Thus falls Caesar

Last week’s rehearsals were ones of great contrast.

On Sunday we focussed on Brutus at home.  Her relationships with her secretary, Lucius, and her wife, Portia.  We also looked at the scene with Ligarius and briefly at the street scene on the morning of the Ides of March.  Having looked at Caesar at home in the previous rehearsal it was interesting to have in mind the interactions of the two wives.  In both cases questioning the actions of their spouses, in both cases with good reason.  Although the relationships of the two couples are very different I decided to stage the scenes in a way that allowed visual references between the two – references which I hope the audience will pick up on – certainly my assistant director did which is a hopeful indication.

One of the contrasts that is most apparent is the different way people ‘get into’ the parts.  In some the approach is intellectual, they will understand every word they say, they will know all the historical/social context of the character but find it harder to grasp their conscious and subconscious purposes and objectives, in others they firmly grasp the thought processes of the character but stumble over the text and busk over the exact meanings of the words.  Of course I want both!  I also need to be wary of myself – I would say I probably fall into the latter when acting and therefore have more sympathy with this mode of working – am I too lenient here whilst pouncing on those who aren’t quite so attuned to the ‘creating a character’ approach?  Something for me to watch out for perhaps.

Sunday’s scenes had only two or three people in them and with a staggered rehearsal schedule it felt very intimate – in contrast to Wednesday…

This was the first rehearsal since our all cast workshops when I have had a large number of actors turning up all at once.  We were planning to rehearse the conspirators coming in the night to Brutus’ house, and then the death of Caesar.  I had scheduled for those only involved in the latter to come at a later time, but in fact everyone arrived for the start of the rehearsal at 7.30 and some came early enough that we actually squeezed in another scene!

I am sorry to report that there was a gleaming and excited keenness at the prospect of killing Caesar.  I’m not sure he deserved quite that much joyful enthusiasm and I may have ended up with rather more assassins than historically accurate – so many begged to be allowed to join the party!  It did however give the rehearsal a very upbeat atmosphere and the actors were alert and full of energy.

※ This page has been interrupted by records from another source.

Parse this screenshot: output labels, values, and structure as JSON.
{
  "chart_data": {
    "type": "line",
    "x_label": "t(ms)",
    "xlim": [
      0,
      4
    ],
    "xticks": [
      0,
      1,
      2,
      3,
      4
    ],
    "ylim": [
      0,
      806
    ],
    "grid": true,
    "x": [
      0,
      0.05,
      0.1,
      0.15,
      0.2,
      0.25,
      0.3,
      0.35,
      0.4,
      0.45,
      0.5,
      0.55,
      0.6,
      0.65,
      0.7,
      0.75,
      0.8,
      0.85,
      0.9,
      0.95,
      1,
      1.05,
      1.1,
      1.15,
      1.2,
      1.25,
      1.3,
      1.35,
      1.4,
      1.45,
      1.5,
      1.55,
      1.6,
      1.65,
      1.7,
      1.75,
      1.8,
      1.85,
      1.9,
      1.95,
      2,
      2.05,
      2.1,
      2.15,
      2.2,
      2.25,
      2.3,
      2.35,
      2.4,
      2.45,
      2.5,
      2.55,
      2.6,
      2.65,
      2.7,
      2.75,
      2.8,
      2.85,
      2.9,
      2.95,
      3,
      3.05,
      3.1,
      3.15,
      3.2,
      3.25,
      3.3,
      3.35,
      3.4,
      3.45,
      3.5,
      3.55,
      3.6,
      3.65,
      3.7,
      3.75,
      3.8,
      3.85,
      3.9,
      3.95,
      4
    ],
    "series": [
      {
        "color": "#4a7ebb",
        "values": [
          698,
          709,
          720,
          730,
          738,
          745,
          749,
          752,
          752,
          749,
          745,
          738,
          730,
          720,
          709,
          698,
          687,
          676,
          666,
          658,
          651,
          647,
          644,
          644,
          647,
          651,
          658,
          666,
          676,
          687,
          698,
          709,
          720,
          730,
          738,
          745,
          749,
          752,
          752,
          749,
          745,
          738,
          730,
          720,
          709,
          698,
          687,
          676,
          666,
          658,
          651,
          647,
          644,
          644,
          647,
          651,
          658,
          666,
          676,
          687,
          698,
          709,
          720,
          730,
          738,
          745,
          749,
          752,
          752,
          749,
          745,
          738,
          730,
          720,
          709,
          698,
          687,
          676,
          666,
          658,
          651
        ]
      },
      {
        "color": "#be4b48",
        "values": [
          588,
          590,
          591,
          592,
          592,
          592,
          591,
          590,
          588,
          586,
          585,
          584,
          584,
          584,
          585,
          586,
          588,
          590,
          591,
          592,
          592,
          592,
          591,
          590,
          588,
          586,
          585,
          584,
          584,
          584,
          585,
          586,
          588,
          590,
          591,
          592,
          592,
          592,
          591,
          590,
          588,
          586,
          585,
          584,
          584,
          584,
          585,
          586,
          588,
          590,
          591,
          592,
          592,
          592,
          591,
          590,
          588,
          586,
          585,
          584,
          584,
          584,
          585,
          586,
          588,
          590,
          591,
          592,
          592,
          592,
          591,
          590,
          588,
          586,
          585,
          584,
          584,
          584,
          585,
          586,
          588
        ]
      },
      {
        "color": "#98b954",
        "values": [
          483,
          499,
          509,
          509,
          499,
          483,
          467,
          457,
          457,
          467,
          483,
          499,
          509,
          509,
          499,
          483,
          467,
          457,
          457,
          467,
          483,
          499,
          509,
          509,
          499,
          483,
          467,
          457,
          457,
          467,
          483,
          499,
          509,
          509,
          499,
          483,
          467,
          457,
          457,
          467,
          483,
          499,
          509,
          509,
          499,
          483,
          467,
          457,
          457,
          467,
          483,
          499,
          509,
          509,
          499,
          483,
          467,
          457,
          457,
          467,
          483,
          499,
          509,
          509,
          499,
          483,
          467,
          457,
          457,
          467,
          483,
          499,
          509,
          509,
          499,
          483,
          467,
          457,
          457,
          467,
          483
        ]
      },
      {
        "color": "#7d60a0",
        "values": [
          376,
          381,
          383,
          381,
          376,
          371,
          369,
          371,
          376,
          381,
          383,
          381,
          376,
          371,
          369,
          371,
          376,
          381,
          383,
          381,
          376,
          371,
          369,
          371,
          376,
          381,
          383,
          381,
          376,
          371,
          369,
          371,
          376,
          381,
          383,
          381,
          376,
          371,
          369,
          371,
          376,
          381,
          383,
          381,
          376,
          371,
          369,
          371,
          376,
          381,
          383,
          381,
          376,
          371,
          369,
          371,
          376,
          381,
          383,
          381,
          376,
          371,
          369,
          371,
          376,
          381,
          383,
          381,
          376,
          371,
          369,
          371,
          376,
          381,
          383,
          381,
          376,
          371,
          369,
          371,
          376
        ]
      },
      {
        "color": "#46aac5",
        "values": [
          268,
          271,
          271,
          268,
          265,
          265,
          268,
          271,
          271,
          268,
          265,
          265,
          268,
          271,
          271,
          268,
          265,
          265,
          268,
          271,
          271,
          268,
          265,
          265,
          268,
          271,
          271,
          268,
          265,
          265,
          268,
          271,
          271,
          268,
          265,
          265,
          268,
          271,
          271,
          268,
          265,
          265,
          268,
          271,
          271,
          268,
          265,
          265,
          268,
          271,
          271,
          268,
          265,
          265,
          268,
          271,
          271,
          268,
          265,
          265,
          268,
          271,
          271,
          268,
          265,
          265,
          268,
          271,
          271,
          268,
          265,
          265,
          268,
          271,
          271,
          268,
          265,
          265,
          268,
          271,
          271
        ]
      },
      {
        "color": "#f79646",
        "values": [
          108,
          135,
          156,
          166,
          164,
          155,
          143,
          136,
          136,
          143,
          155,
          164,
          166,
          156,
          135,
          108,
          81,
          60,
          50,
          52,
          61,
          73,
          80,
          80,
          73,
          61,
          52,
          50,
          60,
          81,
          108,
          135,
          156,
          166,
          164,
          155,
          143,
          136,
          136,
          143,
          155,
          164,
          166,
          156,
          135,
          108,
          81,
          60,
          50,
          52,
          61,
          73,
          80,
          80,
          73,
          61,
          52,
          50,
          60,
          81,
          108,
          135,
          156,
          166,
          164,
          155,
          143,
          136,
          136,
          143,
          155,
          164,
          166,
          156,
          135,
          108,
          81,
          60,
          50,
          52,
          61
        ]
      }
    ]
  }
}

In directing large numbers of people to dispose themselves across an acting area, where that area in rehearsal is about a third the size of the acting space itself, is a challenge.  In fact it seemed to come very easily.  Having read through the scene we ‘walked’ through it with me moving about amongst the actors moving them into place or whispering possible actions to them as the scene progressed.  These are intelligent actors with an understanding of the playing space – with only a few prompts from me they filled the scene in a really interesting way.

The same was true when it came to assassinating Caesar – as if we were really conspirators we stood in the space and discussed where the weapons would be stashed, who would go where, who would distract Caesar, who Antony, what the signals would be.  Then we let Caesar join in.  I am really excited about the results.  This is going to be a really powerful scene.  Especially as following my meeting with my Sound and Lighting team on Monday night I now know exactly how the lighting will be for this and just how well it is all going to work together.

I plan to write separately on the technical side of the play and am hoping to get either or both the Sound and Lighting designers to contribute to the Southside Players blog (www.southsideplayers.wordpress.com) but suffice to say that Monday’s meeting was very exciting and if you see someone recording protests, street sounds or general ambient sounds in and around Westminster they may well be from my team!

Oh and just as a postscript this week’s tongue twister:

“If a canny cannibal can cram caramel into a camel, how much caramel can a canny cannibal cram into a camel.”

Plus some interesting variation on the skunk and the stump:

“The shrunk stump sat on the trunk stump, the shrunk skunk thunk that the trunk stump stunk and the trunk stump thunk that the shrunk skunk stunk.”